Clara Dickson Hall is a residence hall located on the North Campus of Cornell University. For many years it was the largest dormitory on North Campus, housing over 460 students, until construction of Ginsburg Hall (504 beds) and Ganędagǫ Hall (577 beds) in 2022. Clara Dickson is also home to the Multicultural Living Learning Unit, or "McLLU".

==History==
Clara Dickson Hall was constructed in 1946 in the Colonial style. The hall was named after Clara Dickson, the mother of Cornell's first president Andrew Dickson White. Dickson Hall was originally built as a women-only dorm, as were the other North Campus residences at the time.

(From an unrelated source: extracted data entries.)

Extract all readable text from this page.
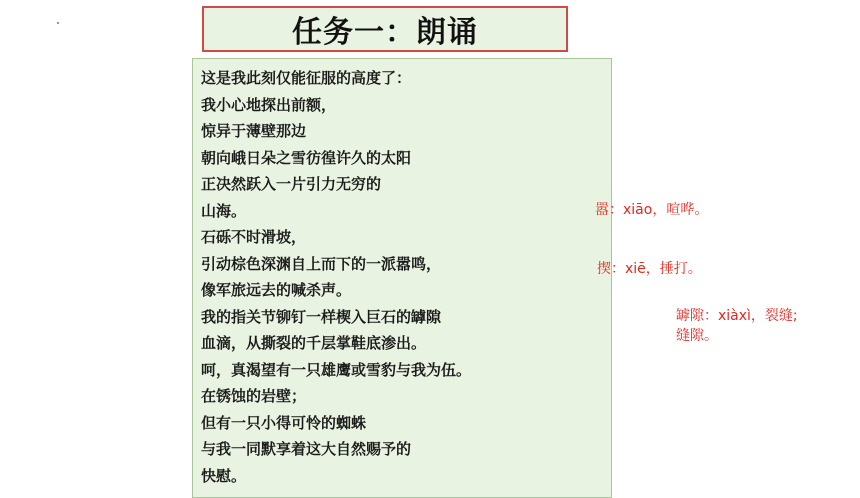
任务一：朗诵
这是我此刻仅能征服的高度了：
我小心地探出前额，
惊异于薄壁那边
朝向峨日朵之雪彷徨许久的太阳
正决然跃入一片引力无穷的
山海。
石砾不时滑坡，
引动棕色深渊自上而下的一派嚣鸣，
像军旅远去的喊杀声。
我的指关节铆钉一样楔入巨石的罅隙
血滴，从撕裂的千层掌鞋底渗出。
呵，真渴望有一只雄鹰或雪豹与我为伍。
在锈蚀的岩壁；
但有一只小得可怜的蜘蛛
与我一同默享着这大自然赐予的
快慰。
嚣：xiāo，喧哗。
揳：xiē，捶打。
罅隙：xiàxì，裂缝;
缝隙。
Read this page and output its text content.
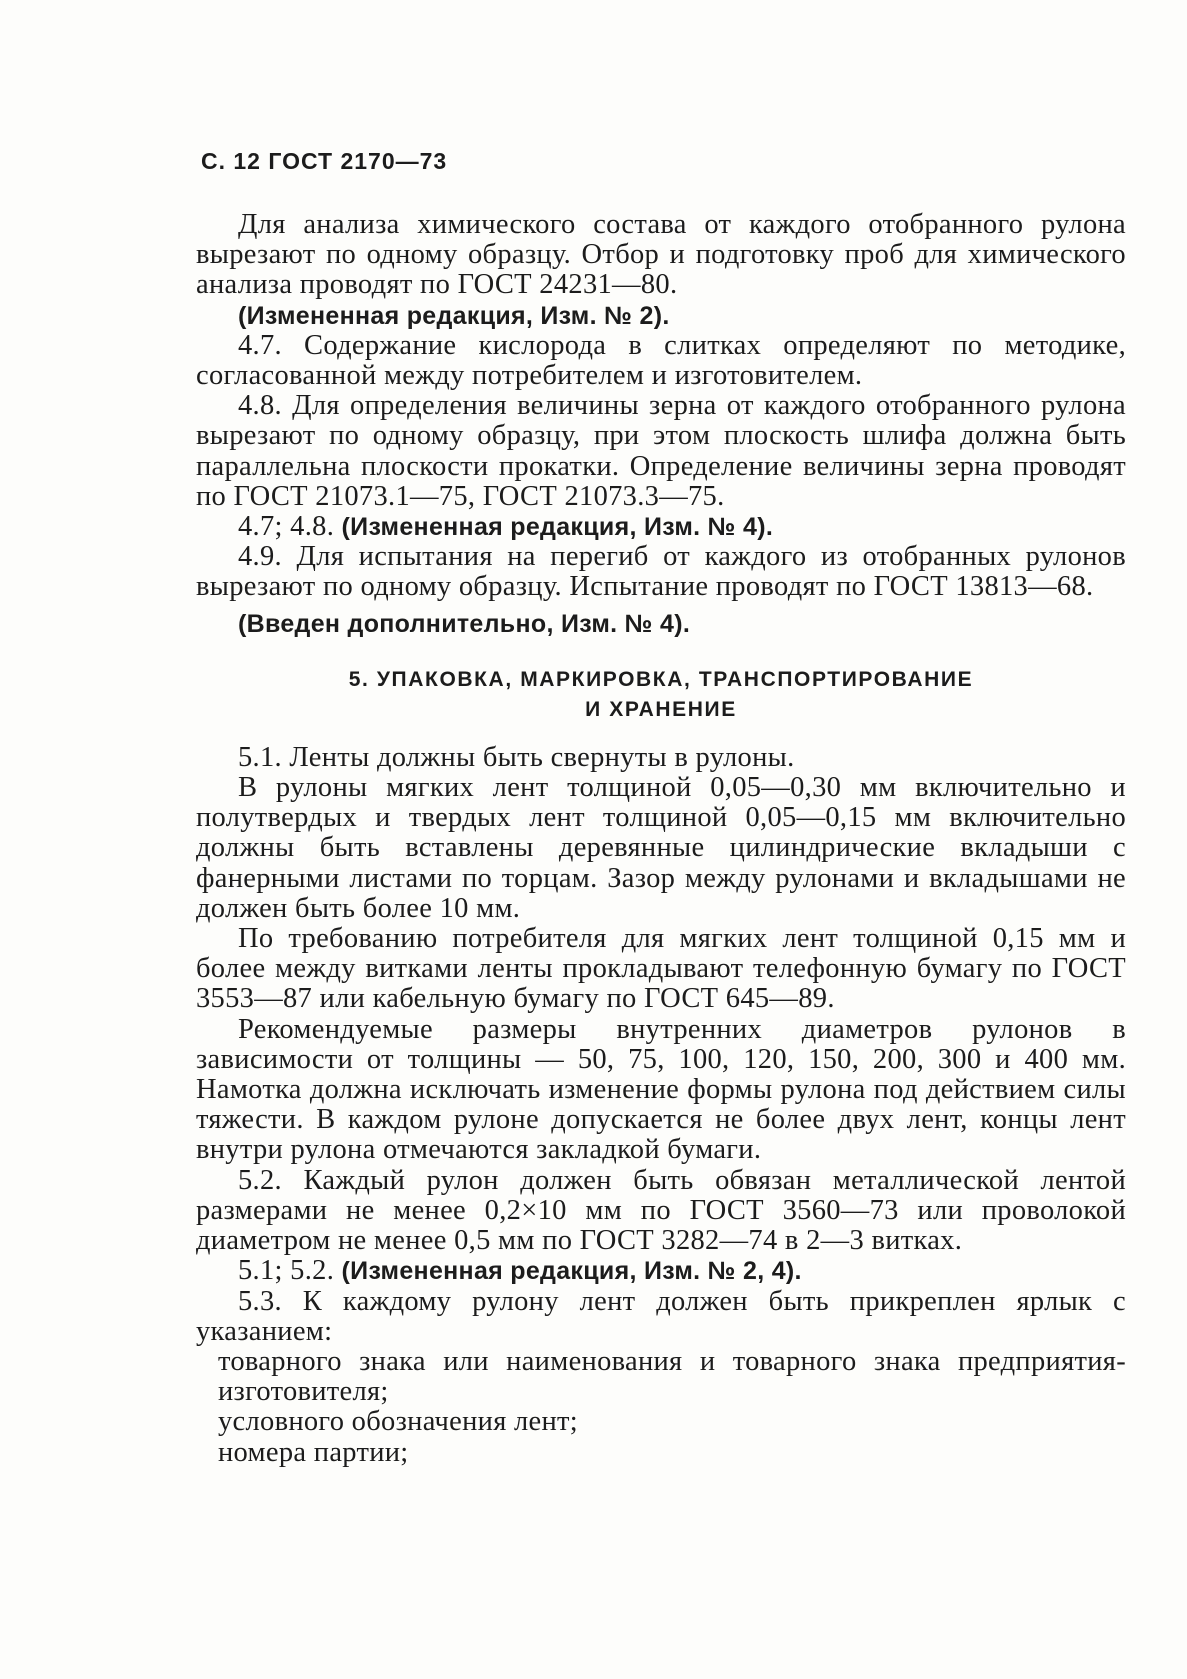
С. 12 ГОСТ 2170—73

Для анализа химического состава от каждого отобранного рулона вырезают по одному образцу. Отбор и подготовку проб для химического анализа проводят по ГОСТ 24231—80.

(Измененная редакция, Изм. № 2).

4.7. Содержание кислорода в слитках определяют по методике, согласованной между потребителем и изготовителем.

4.8. Для определения величины зерна от каждого отобранного рулона вырезают по одному образцу, при этом плоскость шлифа должна быть параллельна плоскости прокатки. Определение величины зерна проводят по ГОСТ 21073.1—75, ГОСТ 21073.3—75.

4.7; 4.8. (Измененная редакция, Изм. № 4).

4.9. Для испытания на перегиб от каждого из отобранных рулонов вырезают по одному образцу. Испытание проводят по ГОСТ 13813—68.

(Введен дополнительно, Изм. № 4).

5. УПАКОВКА, МАРКИРОВКА, ТРАНСПОРТИРОВАНИЕ
И ХРАНЕНИЕ

5.1. Ленты должны быть свернуты в рулоны.

В рулоны мягких лент толщиной 0,05—0,30 мм включительно и полутвердых и твердых лент толщиной 0,05—0,15 мм включительно должны быть вставлены деревянные цилиндрические вкладыши с фанерными листами по торцам. Зазор между рулонами и вкладышами не должен быть более 10 мм.

По требованию потребителя для мягких лент толщиной 0,15 мм и более между витками ленты прокладывают телефонную бумагу по ГОСТ 3553—87 или кабельную бумагу по ГОСТ 645—89.

Рекомендуемые размеры внутренних диаметров рулонов в зависимости от толщины — 50, 75, 100, 120, 150, 200, 300 и 400 мм. Намотка должна исключать изменение формы рулона под действием силы тяжести. В каждом рулоне допускается не более двух лент, концы лент внутри рулона отмечаются закладкой бумаги.

5.2. Каждый рулон должен быть обвязан металлической лентой размерами не менее 0,2×10 мм по ГОСТ 3560—73 или проволокой диаметром не менее 0,5 мм по ГОСТ 3282—74 в 2—3 витках.

5.1; 5.2. (Измененная редакция, Изм. № 2, 4).

5.3. К каждому рулону лент должен быть прикреплен ярлык с указанием:

товарного знака или наименования и товарного знака предприятия-изготовителя;

условного обозначения лент;

номера партии;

Future Supreme Court Justice Ruth Bader Ginsburg '54 lived in Dickson during her freshman year at Cornell.

==Facilities==
Dickson Hall has an idiosyncratic numbering system for rooms. Room numbers start with the floor the room is on, followed by a number indicating which side of the building they are on; rooms in the southwest are said to be on the "5" side and rooms in the northeast half are said to be on the "6" side. Furthermore, the basement (which is the building's ground floor at the back side due to its being on a hill) is labeled as the first floor. So, for example, a room on the first floor, on the far left side of the building (when looking at it from the front) would be said to be in "2-5". All room numbers are 4 digits, with the last two increasing as one moves toward the center of Dickson. For example, 2692 is the closest room to the middle on the 6 side. The far end of 2-6 has housed McLLU since 1999, and the last hall at the far end of 2-5 is commonly referred to as D-20 (though there is no real structural or administrative difference between it and the rest of the building).

The majority of rooms in Dickson Hall are singles. This is with the exception of the 32 odd corner rooms, which are triple; there are very few doubles. Each side of each floor has at least one large bathroom for each sex on each side of the building, which has several stalls and showers. Each floor also has its own lounge at the center of the floor, dividing the 5 and 6 sides. The exception to this is the 1st floor (floor 2), which has the building's main lobby at its center, and as such, has two lounges: one about halfway down the 5 side and one about halfway down the 6 side. All lounges have TVs without cable, and the quality, size, and reliability of the TVs varies greatly with floor. Dickson houses both freshmen and upperlevel students, and became a popular choice for rising sophomores in the 2024-25 academic year who had later timeslots, but still wanted a single.